Council on Monday received its latest update on the proposed centre, intended to give a handful of non-profits such as the 50+ Club, Stop Abuse in Families, Youth Community Centre, Community & Information Volunteer Centre, Family and Community Support Services and Further Education a common home.

But already the city is facing cost pressures as the issue of parking could add more than $8 million to the facility’s overall bill. Building 173 parking stalls on a surface lot would cost $1.7 million, bringing the total cost to $17.05 million. But the city’s downtown area redevelopment plan discourages surface parking downtown, calling instead for a parkade structure. Building a parkade could cost as much as $10.5 million, bringing the project cost to $25.6 million. And that cost could grow even more.

“If we build something for parking it would need to be a little broader in scope than just for one facility,” said Chris Jardine, general manager of community and protective services. “That price is a magnitude of cost for that 173 parking stalls.”

Coun. Cam MacKay tried to remove any reference to a parkade-style structure from the project but was voted down.

“It’s stuff like this that is the reason taxes will continue to increase,” MacKay said.

Location will play a significant factor in what kind of parking structure the city will have to build, but at the moment the downtown is the preferred location, with the proposed 38,000 sq. ft. building built on either the present site of the 50-Plus Club or on city-owned land also in the downtown.

“It’s not a hill (all groups) are going to die on,” said Jardine, referring to the desire to build downtown. “Some are very much interested in being downtown. We will have to see if that’s a deal-breaker for some.”

But council decided to expand the scope of the project despite a stern warning from Jardine on making it too large to be realistic.

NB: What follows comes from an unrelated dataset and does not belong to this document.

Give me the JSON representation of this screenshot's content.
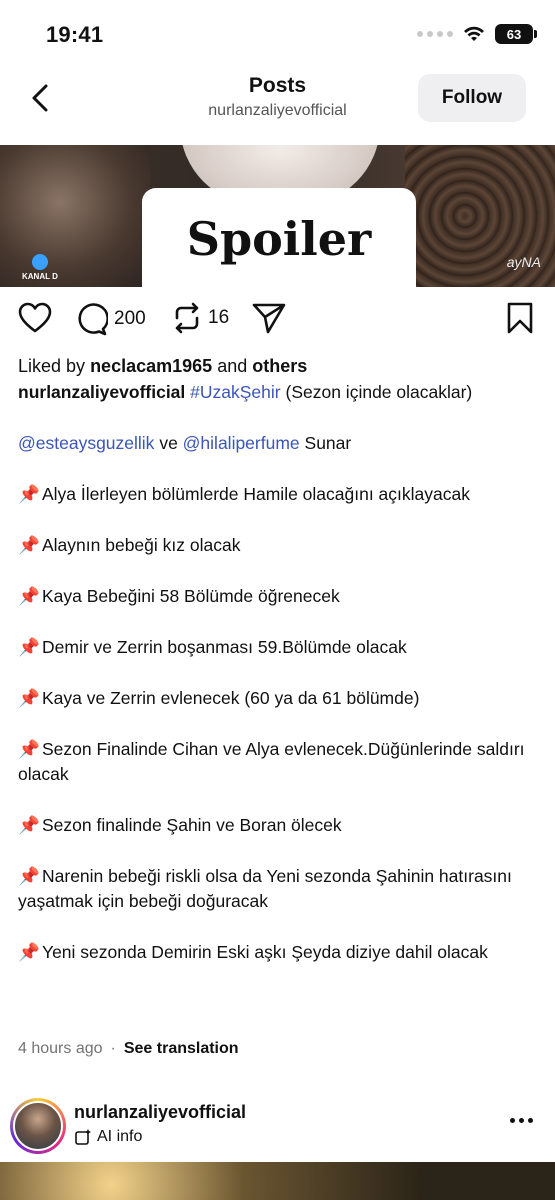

Councillors approved an amendment calling on administration to explore inviting more community groups and building condominiums on top of the centre for seniors’ housing.

“It is easy to blow this up to get to a point where, if it isn’t unwieldy, it is extremely unwieldy,” Jardine said. “My caution to council is you need to focus on your original objective and not on blowing this up.”

But Coun. Cathy Heron said everyone needed to have a say in the centre’s design.

“I just want to make sure, before we build this, that everyone has a chance to make their comments,” Heron said.

And the library wants in as well, if the location is away from the downtown. Director Peter Bailey presented the option to council that it could move the community support centre to another location in the city, build a surface parking lot and also include a 20,000 sq. ft branch library.

But Mayor Nolan Crouse wasn’t enamoured of the suggestion.

“The operating cost (of a branch library) is significant,” Crouse said. “You still have to maintain it, pay for staff and operate it.”

A final concept plan for the facility is due in late 2014.